Get second level domain name from URL

2019-03-27 06:03发布

问题:

Is there a way to get top level domain name from the url

for e.g., "https://images.google.com/blah" => "google"

I found this:

var domain = new URL(pageUrl).hostname; 

but it gives me "images.google.com" instead of just google.

Unit tests I have are:

https://images.google.com   => google
https://www.google.com/blah => google
https://www.google.co.uk/blah => google
https://www.images.google.com/blah => google

回答1:

You could do this:

location.hostname.split('.').pop()

EDIT

Saw the change to your question, you would need a list of all TLDs to match against and remove from the hostname, then you could use split('.').pop()

// small example list
var re = new RegExp('\.+(co.uk|me|com|us)')
var secondLevelDomain = 'https://www.google.co.uk'.replace(re, '').split('.').pop()


回答2:

This is the simplest solution besides maintaining white & black top level domain lists.

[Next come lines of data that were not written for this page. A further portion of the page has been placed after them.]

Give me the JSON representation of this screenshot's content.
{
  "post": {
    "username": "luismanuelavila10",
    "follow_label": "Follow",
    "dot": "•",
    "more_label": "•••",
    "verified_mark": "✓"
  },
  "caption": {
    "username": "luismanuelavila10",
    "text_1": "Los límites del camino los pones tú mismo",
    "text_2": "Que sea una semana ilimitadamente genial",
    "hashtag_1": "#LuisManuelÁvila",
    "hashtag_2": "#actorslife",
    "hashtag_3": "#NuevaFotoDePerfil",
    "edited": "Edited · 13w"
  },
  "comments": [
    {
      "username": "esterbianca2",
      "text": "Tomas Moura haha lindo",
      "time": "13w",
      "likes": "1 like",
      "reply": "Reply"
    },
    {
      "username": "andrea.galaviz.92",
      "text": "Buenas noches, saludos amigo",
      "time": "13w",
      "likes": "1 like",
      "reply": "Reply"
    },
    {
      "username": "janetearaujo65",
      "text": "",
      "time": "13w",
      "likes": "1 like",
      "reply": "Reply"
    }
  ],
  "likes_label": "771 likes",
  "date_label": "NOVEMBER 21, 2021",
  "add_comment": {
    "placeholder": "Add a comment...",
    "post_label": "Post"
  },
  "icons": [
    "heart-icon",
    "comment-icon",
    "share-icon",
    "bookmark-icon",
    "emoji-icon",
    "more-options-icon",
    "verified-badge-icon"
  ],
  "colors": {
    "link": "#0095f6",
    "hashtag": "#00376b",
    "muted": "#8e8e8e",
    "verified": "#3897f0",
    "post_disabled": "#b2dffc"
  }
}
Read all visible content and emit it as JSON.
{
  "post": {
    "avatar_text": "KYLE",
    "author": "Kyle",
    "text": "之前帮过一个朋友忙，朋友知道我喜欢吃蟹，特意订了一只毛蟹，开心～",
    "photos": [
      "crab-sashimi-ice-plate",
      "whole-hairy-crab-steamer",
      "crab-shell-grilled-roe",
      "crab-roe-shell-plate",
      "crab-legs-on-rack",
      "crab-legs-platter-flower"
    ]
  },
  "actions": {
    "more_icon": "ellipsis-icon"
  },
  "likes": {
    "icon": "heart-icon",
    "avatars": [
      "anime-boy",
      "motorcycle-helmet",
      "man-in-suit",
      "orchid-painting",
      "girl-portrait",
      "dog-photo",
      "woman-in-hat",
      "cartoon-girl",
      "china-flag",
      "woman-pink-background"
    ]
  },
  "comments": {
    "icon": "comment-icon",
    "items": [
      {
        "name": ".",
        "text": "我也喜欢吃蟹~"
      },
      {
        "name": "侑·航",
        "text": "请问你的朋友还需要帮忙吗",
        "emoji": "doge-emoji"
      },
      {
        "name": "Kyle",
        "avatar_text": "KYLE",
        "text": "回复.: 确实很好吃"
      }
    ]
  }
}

  1. Match on top level domain if it has two or more characters 'xxxx.yyy'

  2. Match on top level domain and sub-domain, if both are under two characters 'xxxxx.yy.zz'

  3. Remove Match.

  4. Return everything between the last period, and the end of the string.


I broke it into two separate OR|regex rules:

  1. (\.[^\.]*)(\.*$) - last period to end of string if top domain is >= 3.
  2. (\.[^\.]{0,2})(\.[^\.]{0,2})(\.*$) - Top and Sub-Domain are <= 2.

var regex_var = new RegExp(/(\.[^\.]{0,2})(\.[^\.]{0,2})(\.*$)|(\.[^\.]*)(\.*$)/);
var unit_test = 'xxx.yy.zz.'.replace(regex_var, '').split('.').pop();
document.write("Returned user entered domain: " + unit_test + "\n");

var result = location.hostname.replace(regex_var, '').split('.').pop();
document.write("Current Domain: " + result);



回答3:

How about this?

location.hostname.split('.').reverse()[1]



回答4:

What you want to extract from the URL is not the top-level domain (TLD). The TLD is the rightmost part, e.g. .com.

Having said that, I don't think there's an easy way to do this because there's URLs that have two "common" parts like ".co.uk" and I suppose you don't want to exract the ".co" in those cases. You could maybe use a list of existing two-part "TLDs" to check against so that you know when to extract which part.



回答5:

function getDomainName( hostname ) {
    var TLDs = new RegExp(/\.(com|net|org|biz|ltd|plc|edu|mil|asn|adm|adv|arq|art|bio|cng|cnt|ecn|eng|esp|etc|eti|fot|fst|g12|ind|inf|jor|lel|med|nom|ntr|odo|ppg|pro|psc|psi|rec|slg|tmp|tur|vet|zlg|asso|presse|k12|gov|muni|ernet|res|store|firm|arts|info|mobi|maori|iwi|travel|asia|web|tel)(\.[a-z]{2,3})?$|(\.[^\.]{2,3})(\.[^\.]{2,3})$|(\.[^\.]{2})$/);
    return hostname.replace(TLDs, '').split('.').pop();
}

/*** TEST ***/

var domains = [
    'domain.com',
    'subdomain.domain.com',
    'www.subdomain.domain.com',
    'www.subdomain.domain.info',
    'www.subdomain.domain.info.xx',
    'mail.subdomain.domain.co.uk',
    'mail.subdomain.domain.xxx.yy',
    'mail.subdomain.domain.xx.yyy',
    'mail.subdomain.domain.xx',
    'domain.xx'
];

var result = [];
for (var i = 0; i < domains.length; i++) {
    result.push( getDomainName( domains[i] ) );
}

alert ( result.join(' | ') );

// result: domain | domain | domain | domain | domain | domain | domain | domain | domain | domain


回答6:

Here's my naive take on solving the issue.

url.split('.').reverse()[1].split('//').reverse()[0]

Supports subdomains, but won't support public suffix SLDs.